Paris (AFP)

How did a hated queen sent to the scaffold turn into a pop figure? In painting, manga, Barbie doll or film, an exhibition traces the evolution of representations of Marie-Antoinette at the Conciergerie in Paris.

"Of all the monuments to which is attached the image of Queen Marie Antoinette, this one is surely the strongest: it is here that she was incarcerated and sentenced to death", resituates Philippe Bélaval, president of the Center National monuments (CMN), under the high white stone arches of the Conciergerie.

The old prison of the Revolution welcomes from Wednesday more than 200 pieces gathered by the commissioner Antoine de Baecque. "The idea was born three years ago, in the cafe opposite: we wanted to come back to this + Marie-Antoinette-mania + It is not a rehabilitation but a renewal of the image, that of a modern princess who emancipates the pros or cons, "said the latter.

- Worship -

Marie-Antoinette arrived very young at Versailles to be married to Louis XVI. Bad at first, she will undo many uses of the court, including its extravagant hairstyles, to become an emblematic figure of the French monarchy.

Her nightgown, the shoe she is said to have lost on the scaffold and her last letter are exposed where her cell was. If these effects were considered as relics by the royalists, it is his time-honored act of condemnation to death which was the object of a republican cult.

But it is less to the life of the queen than to her image that the exhibition is devoted. Sometimes caricatured as a harpy, sometimes painted as a holy martyr, the representations are opposed and multiplied.

Some performances have become ultra-famous, such as "The Portrait of Marie Antoinette Rose". Painted by Élisabeth Vigée Le Brun in 1783, this official portrait was reviewed by Botero in 2005 in its style all in size, then replayed by ex-escort girl Zahia Dehar, photographed by plastic artists Pierre and Gilles in 2014.

- Pop -

Popularized in Japan by the manga "The Rose of Versailles" by Riyoko Ikeda in 1972 - adapted in cartoon under the name "Lady Oscar" and by Jacques Demy in a film of the same name - the Archduchess of Austria has become especially an icon worldwide thanks to the big screen. A movie theater occupies the center of the exhibition, where excerpts from more than 100 films about the Queen's life are shown.

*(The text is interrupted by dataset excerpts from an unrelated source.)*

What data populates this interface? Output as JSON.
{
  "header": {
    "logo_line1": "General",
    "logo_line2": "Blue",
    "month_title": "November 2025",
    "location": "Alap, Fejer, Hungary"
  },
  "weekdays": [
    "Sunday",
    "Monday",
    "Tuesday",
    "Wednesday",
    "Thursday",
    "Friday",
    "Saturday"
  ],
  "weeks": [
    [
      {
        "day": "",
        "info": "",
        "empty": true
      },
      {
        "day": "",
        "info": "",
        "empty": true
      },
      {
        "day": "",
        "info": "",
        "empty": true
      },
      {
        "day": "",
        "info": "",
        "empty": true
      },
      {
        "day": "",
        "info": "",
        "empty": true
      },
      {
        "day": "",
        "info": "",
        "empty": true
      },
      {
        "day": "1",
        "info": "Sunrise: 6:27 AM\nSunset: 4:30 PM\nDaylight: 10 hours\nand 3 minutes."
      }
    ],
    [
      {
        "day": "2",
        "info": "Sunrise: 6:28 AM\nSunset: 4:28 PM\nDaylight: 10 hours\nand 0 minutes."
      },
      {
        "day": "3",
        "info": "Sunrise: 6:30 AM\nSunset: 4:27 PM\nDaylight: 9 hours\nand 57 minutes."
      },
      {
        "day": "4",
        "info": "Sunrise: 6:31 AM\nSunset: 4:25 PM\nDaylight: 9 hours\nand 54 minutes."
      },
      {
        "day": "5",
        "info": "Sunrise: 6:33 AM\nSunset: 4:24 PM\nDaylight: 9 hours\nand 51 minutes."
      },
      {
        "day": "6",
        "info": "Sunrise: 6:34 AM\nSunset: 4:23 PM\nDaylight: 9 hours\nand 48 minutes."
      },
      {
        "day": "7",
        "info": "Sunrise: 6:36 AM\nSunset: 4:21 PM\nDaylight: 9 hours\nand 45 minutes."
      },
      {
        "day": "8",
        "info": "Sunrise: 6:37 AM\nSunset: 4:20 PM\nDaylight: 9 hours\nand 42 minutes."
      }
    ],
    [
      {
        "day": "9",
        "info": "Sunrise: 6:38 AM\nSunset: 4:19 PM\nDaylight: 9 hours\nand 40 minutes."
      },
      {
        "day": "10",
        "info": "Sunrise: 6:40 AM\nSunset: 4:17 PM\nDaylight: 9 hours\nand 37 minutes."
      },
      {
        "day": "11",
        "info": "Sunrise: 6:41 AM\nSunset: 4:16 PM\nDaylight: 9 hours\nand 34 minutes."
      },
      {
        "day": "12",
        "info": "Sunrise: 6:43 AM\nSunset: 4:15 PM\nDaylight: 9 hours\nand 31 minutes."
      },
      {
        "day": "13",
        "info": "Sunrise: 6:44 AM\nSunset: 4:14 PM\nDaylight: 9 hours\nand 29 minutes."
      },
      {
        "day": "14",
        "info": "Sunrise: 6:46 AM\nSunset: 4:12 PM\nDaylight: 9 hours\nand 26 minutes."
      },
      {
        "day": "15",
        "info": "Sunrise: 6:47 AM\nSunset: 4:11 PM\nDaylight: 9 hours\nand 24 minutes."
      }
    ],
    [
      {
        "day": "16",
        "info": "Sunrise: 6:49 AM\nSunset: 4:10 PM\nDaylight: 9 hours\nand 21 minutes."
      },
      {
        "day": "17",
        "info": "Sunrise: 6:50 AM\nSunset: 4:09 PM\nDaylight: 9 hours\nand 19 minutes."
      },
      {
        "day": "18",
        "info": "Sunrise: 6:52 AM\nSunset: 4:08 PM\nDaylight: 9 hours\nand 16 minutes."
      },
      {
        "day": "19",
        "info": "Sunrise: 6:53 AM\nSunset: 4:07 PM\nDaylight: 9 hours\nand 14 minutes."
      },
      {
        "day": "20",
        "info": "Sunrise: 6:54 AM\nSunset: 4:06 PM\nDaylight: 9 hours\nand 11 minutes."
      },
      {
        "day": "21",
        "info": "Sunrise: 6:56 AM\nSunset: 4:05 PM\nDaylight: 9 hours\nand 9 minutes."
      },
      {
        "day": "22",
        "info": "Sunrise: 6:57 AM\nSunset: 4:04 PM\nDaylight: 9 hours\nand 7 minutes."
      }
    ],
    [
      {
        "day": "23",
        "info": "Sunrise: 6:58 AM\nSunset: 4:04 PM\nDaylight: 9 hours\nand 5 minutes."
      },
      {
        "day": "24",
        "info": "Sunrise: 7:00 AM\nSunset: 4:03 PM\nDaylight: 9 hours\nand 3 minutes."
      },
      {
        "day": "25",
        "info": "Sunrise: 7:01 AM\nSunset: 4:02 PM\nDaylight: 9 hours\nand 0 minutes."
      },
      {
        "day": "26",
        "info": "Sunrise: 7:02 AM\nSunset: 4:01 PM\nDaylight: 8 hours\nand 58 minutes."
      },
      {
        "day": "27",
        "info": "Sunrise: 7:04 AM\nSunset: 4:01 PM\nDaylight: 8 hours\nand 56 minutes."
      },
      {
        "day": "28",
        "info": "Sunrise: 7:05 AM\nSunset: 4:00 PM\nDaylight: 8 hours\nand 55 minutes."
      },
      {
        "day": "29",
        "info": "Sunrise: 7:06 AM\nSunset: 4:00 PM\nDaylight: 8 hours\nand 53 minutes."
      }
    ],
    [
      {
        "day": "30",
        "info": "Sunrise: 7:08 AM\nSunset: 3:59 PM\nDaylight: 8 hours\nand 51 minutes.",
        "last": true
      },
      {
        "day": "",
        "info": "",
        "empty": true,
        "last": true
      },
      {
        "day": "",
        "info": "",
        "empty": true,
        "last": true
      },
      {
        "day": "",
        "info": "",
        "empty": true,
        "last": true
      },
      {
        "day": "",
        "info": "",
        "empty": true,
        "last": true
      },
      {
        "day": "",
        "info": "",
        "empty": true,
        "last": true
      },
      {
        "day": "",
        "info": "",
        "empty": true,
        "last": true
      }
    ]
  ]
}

The oldest goes back to 1903, another can find Michèle Morgan in the role of the queen in the 50s, but it is the film of the American Sofia Coppola that transforms Marie-Antoinette into a figure of pop culture. 2006. With her colors and her anachronistic soundtrack, largely composed of rock, Kirsten Dunst plays a queen "punkette" in crisis of adolescence.

"This film allowed the youth to identify with Marie Antoinette," says Annie Duprat, a specialist in historical iconography. "It came out a few years after the death of Lady D., another pretty passionate princess of art and fashion, tragically dead."

- A French symbol -

Sofia Coppola's famous pale blue dress is on display in front of another Christian Dior dress, the "most difficult to get" piece, according to the curator of the exhibition, who devotes a room to repeated references by fashion designers. of Marie Antoinette.

"If the fashion is so present in France, it is also because this industry was much more stimulated by Marie-Antoinette than by the previous queens" traces Annie Duprat. "Behind the adoration abroad for Marie-Antoinette, there is the adoration of French taste of the eighteenth century.It is also a marketable figure because it is recognized quickly: just a woman's face, 'a wig and jewelry'.

And to close the exhibition, obviously some products with the effigy of the queen: cups, chocolate, and ... a doll Barbie.